The two members of Cluster may have a combined age of 140 but they haven’t come to the UK on a Saga holiday; no, the influential and experimental Krautrockers are giving a lesson in knob-twiddling to a seated audience of almost 3000, warming the crowd up for headliners Tortoise.
Towards the end of the fully-electronic support set, the Chicago-based post-rock veterans make their entrance and the two bands collaborate to produce a powerful improvised soundscape of noise. The result sounds like aliens communicating with each other through megaphones.
After the carefully scheduled break (such is the norm for civilised concerts), Tortoise re-enter to a polite but rapturous round of applause. Fan or no-fan, you can’t help but admire the musicianship on stage – not only do they each take their turn on different instruments, they often swap mid-song, from beautiful crunchy guitars to dirty synthesisers, from pulsing electric bass to the mellow vibraphone.
Complex rhythms are a strong feature of the night, especially when the two drummers take to their individual kits to create impossible sounding beats. Layered above this are short instrumental motifs which combine to produce a unique brand of minimalist, melodic, math-rock. Throw in a strong jazz influence too and it’s easy to see why they are one of the favourites at the forward-looking London Jazz Festival.

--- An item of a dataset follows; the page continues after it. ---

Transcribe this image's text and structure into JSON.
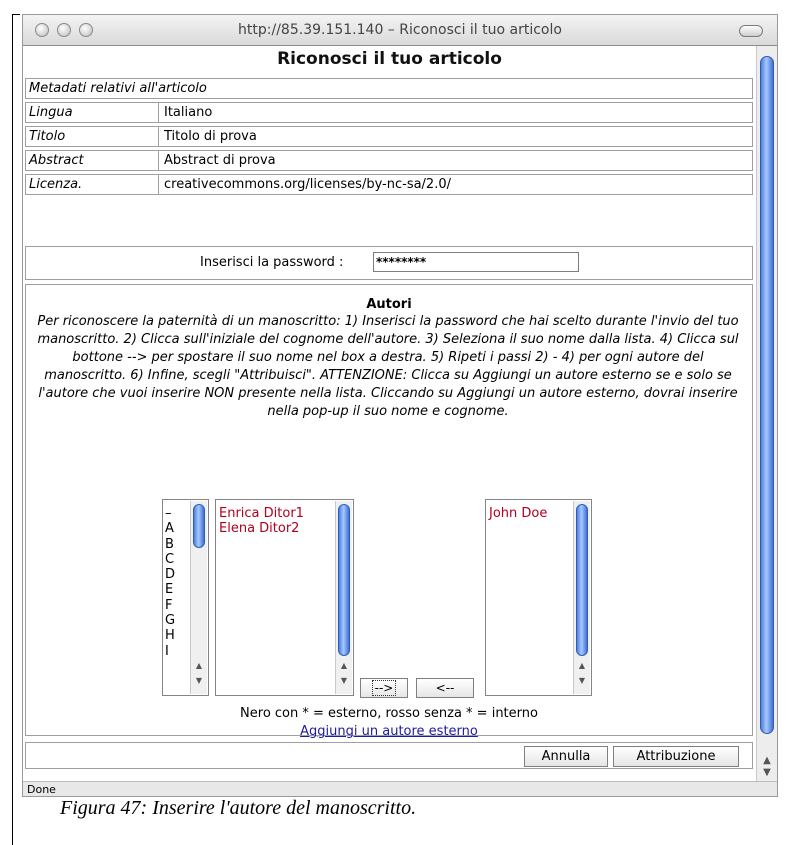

Slick and continuous, their polished set is refreshing seeing as they’re less than a week into a three-week European tour, which comes to a close at the sold-out ATP 10th anniversary festival at Butlins’s, Minehead in December.
The incredibly tight set had a post-rock architecture to it, building to a climax before the encore in which the tension was released. Had they cranked up the volume, trimmed down their setlist and extended their more epic tunes, it would have been a perfect performance.